(This article first appeared in the February issue of the Anglican Journal.)
For quite a few years, a growing number of indigenous people, concerned about the renewal of their communities, have insisted, directly or indirectly, that only God can save us. Experience shows that, for many people outside and even inside the network of indigenous ministries, this needs some explanation. While many people have first-hand knowledge of God’s seeming intervention in troubling personal situations, even they might find it a little difficult-perhaps even dangerous- to make dependence upon God’s action the foundation of a strategy of community renewal and reform.
To help people understand, it may be helpful to explain what dependence on God alone should not imply: it does not mean that one is unable to look for help from political, social and educational institutions, or that these bodies don’t have a responsibility to contribute to a solution; it also does not excuse people from personal responsibility, hard work and active faith; and, especially, it does not mean that looking to God for help will eliminate the demand for justice and right living. Those who have used exhortations to faith as leverage for power, and those who have used the call for faith as a vehicle to demand a sectarian or specific denominational program, should find no encouragement in the indigenous proclamation that only God can save us.
What this does mean, however, is very important: God is active in creation and history, and there is a holy path to justice that God promises and insures in the life, death and resurrection of Jesus. God will hear the prayers of the people of God, in their need and hope; the people of the land are particularly and conspicuously included. Our problems are always and everywhere spiritual as well as physical, and this means, especially for indigenous people, that the spirituality of the people of the land is and must always be a thing of spirit, as well as a thing of material existence. Our elders have always said there is no good way of life without the life of God and faith.

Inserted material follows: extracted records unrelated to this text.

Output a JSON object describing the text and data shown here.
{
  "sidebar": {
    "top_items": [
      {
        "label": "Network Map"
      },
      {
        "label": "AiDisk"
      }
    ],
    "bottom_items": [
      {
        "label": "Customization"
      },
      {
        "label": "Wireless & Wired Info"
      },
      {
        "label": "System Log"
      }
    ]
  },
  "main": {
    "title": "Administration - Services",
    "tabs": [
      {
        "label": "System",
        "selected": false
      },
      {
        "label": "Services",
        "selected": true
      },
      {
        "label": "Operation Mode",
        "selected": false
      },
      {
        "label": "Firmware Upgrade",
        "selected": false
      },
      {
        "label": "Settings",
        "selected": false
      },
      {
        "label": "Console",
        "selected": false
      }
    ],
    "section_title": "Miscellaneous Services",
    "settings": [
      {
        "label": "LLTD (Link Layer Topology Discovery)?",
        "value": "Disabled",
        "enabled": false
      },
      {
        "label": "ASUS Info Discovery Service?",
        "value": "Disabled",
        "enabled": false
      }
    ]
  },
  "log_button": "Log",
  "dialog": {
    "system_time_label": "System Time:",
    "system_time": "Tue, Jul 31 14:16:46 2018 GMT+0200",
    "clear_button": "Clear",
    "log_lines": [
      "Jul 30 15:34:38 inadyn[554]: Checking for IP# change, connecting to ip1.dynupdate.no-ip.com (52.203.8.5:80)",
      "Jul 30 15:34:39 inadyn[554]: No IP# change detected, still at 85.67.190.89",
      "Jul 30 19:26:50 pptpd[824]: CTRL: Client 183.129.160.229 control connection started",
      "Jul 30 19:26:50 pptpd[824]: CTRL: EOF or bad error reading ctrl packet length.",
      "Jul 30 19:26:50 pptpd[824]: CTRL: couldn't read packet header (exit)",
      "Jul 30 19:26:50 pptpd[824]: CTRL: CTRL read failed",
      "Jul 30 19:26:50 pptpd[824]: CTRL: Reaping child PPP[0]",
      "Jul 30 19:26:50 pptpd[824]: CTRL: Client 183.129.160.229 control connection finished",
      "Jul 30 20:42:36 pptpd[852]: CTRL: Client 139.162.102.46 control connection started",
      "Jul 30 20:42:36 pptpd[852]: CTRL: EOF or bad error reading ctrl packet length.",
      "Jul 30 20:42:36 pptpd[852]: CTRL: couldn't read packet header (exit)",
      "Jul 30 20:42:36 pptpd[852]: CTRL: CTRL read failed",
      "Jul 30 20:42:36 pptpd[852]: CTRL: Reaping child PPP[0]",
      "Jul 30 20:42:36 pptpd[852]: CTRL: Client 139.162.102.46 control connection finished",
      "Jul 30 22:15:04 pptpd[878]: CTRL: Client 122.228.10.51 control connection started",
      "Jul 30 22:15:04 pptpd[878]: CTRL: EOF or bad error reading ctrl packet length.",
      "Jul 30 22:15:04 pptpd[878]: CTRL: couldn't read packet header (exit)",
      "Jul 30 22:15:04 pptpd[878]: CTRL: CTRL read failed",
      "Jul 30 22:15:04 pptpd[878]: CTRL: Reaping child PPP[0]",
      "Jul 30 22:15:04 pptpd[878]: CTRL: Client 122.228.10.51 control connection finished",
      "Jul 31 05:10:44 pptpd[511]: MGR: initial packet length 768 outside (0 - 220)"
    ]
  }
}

Many indigenous activists and leaders have tried different paths to wholeness. For them to say that only God can save us is a measure of the urgency and pervasive complexity of our problems. But it is also a way of saying that there is no meaningful answer apart from the life of the spirit. This is a conscious and considered rejection of many of the values that animate our larger society’s fever about material wealth. Today, we should join with our indigenous leaders in a choice for the spiritual way of life and cry out to God for hope and saving help. Without it, there is no meaningful future-for anyone.